The Siam Cement Group (SCG), Thailand’s largest industrial conglomerate, will review its investment plans in light of high market volatility and the slowing global economy. SCG has already delayed a new chemical complex in Vietnam due in part to market volatility.
’’We are still not sure how deep the impact of the US crisis will be. While we are feeling little impact now, it will be better if we prepare for the unexpected,’’ said Roongrote Rangsiyopash, the group’s chief financial officer. ’’If we have to make a choice, long-term security is the priority, not growth figures.’’
On hold is a US$3.5bn petrochemical complex in Vietnam, for which SCG agreed in principle on a joint venture with the PetroVietnam early this year. SCG and its partner agreed to delay the start of construction to the second quarter 2009 from mid-2008 as scheduled earlier.
’’We told [PetroVietnam] that we still want to move forward with the project but with more caution, and they promptly agreed,’’ he said.
For now, the CFO may approve only investments that could save energy costs or generate profits quickly, or those needing just a few years to complete.
However, for the ongoing projects, the company is moving forward without delay. During the past four years, SCG has had a total of 90 billion baht worth of ongoing projects, with investments totalling 50 billion baht scheduled to start commercially soon. Ventures worth another 40 billion baht are due to come online gradually through early 2010.
’’For these ongoing ventures, sources of funds are all fixed through contracts, particularly bank loans’’ Mr Roongrote said.

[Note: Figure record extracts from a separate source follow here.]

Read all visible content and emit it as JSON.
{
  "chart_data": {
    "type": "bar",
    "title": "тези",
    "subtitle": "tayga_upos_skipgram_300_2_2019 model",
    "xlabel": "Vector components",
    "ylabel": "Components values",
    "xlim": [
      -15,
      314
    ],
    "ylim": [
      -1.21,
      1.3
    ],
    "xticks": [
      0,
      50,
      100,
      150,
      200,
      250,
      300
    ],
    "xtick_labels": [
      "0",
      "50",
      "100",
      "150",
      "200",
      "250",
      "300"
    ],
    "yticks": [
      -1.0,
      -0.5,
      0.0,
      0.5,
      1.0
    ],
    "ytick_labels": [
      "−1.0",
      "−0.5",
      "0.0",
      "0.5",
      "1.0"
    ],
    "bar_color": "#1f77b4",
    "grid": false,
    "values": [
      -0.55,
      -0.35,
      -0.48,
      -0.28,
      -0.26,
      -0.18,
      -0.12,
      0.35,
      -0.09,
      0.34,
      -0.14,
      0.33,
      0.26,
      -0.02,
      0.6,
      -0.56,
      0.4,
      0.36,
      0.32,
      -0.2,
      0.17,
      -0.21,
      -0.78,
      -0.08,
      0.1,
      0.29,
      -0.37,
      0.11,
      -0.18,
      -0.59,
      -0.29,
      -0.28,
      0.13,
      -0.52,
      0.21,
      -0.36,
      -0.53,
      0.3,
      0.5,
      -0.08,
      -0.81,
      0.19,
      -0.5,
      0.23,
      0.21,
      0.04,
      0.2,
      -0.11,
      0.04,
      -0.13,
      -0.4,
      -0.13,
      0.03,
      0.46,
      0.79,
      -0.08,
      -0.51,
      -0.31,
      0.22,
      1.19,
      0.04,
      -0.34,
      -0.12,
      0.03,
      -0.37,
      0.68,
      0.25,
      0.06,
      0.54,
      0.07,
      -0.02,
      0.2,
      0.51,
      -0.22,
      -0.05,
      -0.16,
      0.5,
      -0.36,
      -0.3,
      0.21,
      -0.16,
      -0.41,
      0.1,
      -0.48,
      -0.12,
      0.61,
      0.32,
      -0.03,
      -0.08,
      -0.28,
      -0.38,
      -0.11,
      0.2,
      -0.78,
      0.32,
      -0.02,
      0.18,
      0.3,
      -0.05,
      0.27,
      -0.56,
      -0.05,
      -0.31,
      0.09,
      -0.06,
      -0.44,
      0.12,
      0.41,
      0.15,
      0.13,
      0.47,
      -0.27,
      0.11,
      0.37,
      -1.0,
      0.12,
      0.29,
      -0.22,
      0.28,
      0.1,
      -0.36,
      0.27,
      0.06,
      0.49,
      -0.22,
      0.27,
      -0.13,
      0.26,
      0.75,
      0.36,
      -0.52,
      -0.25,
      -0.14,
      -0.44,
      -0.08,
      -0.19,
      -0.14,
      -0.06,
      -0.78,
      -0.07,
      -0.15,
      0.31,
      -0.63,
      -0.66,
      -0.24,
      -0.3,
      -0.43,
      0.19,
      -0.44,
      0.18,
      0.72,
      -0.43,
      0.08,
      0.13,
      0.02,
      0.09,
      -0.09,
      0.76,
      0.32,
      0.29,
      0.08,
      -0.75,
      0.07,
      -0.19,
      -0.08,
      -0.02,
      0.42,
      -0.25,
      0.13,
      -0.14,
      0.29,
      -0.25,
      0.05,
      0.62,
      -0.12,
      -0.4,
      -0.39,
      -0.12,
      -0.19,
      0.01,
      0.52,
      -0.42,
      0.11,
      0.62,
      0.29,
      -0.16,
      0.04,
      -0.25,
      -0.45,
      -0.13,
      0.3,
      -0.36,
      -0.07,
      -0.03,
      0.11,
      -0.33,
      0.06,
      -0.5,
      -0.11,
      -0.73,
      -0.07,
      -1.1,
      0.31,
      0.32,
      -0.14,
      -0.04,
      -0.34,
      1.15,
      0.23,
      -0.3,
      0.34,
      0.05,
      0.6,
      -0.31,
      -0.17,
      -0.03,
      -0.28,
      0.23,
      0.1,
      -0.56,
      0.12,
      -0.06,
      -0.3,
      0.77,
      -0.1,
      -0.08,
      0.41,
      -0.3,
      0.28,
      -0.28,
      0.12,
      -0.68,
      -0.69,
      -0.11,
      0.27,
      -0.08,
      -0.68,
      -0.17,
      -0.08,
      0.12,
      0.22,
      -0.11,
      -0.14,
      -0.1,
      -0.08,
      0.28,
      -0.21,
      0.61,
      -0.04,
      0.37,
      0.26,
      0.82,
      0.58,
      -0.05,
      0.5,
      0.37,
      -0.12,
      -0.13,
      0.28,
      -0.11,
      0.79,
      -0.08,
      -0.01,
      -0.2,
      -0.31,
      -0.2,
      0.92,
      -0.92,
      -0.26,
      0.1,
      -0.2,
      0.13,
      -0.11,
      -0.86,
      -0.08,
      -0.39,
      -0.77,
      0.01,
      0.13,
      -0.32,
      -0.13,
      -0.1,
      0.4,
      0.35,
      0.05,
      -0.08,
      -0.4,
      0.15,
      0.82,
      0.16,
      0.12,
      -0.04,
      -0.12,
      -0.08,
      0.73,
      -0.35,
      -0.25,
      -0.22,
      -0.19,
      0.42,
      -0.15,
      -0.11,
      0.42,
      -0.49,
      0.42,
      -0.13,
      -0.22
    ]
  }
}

In terms of equity, he said there was no concern as SCG generated about 40 billion baht a year in cash.
The group is investing in only its core cement and building materials, petrochemical and paper and packaging businesses, both at home and abroad.
Even though only a small part of SCG’s export income comes from the United States, the group foresees a worst case in which the US financial slowdown may trigger a world economic crisis. As a result, new markets, such as the Middle East and Africa, are seen as essential as they are less affected by US economic troubles.

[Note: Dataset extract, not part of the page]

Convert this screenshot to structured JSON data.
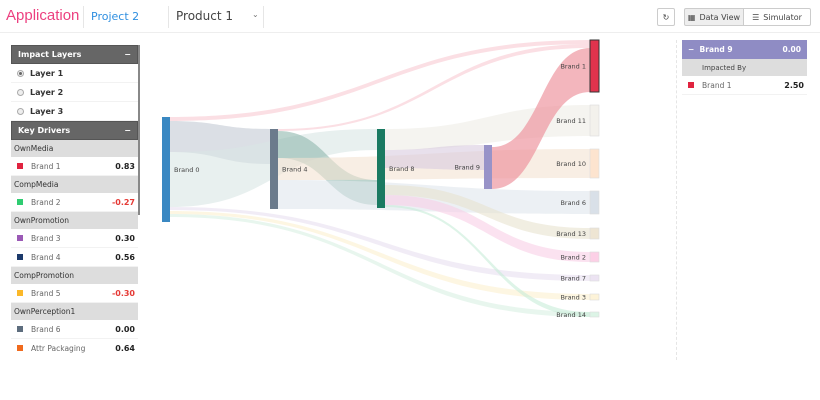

’’The world’s key economic market is shifting to emerging markets, where demand is still strong and development of new products is just getting under way,’’ he said.
For the first half of the year, SCG’s sales rose 23% YoY to 158.86 billion baht, but earnings fell 16% to 14.31 billion. Almost half of the group’s income came from the chemical business, 30% from cement, with paper and building products each contributing 10%.

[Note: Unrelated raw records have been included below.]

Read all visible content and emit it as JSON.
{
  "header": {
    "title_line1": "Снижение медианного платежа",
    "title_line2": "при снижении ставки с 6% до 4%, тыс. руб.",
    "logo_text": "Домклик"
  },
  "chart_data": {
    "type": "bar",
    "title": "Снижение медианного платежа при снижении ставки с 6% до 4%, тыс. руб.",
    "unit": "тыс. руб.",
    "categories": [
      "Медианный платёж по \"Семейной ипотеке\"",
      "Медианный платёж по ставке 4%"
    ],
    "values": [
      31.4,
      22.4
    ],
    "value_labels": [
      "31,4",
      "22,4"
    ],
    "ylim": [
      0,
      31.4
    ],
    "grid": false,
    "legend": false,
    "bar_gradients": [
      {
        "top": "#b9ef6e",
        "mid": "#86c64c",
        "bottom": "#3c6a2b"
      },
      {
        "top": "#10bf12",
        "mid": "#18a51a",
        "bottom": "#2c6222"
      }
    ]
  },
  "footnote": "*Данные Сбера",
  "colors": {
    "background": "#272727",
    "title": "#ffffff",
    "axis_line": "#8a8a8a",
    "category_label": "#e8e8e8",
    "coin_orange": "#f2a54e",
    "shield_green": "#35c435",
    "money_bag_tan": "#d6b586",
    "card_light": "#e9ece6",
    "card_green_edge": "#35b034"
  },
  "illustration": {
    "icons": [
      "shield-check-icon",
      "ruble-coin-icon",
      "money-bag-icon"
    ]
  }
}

Export revenues for the four core businesses range from 30% to 45% of total sales, with Asia representing 60% of total export sales, except for chemicals that are shipped to more than 40 countries. Only 10-15% of sales come from new export markets.
SCG plans to issue bonds worth 20 billion baht in October, half of which will go to refinance debt and for working capital. Consequently its bond debt with grow to 105 billion baht, out of net debt of 120 billion baht in total.
Siam Cement (SCC) shares closed yesterday on the Stock Exchange of Thailand at 134 baht, down three baht, in trade worth 147.77 million baht.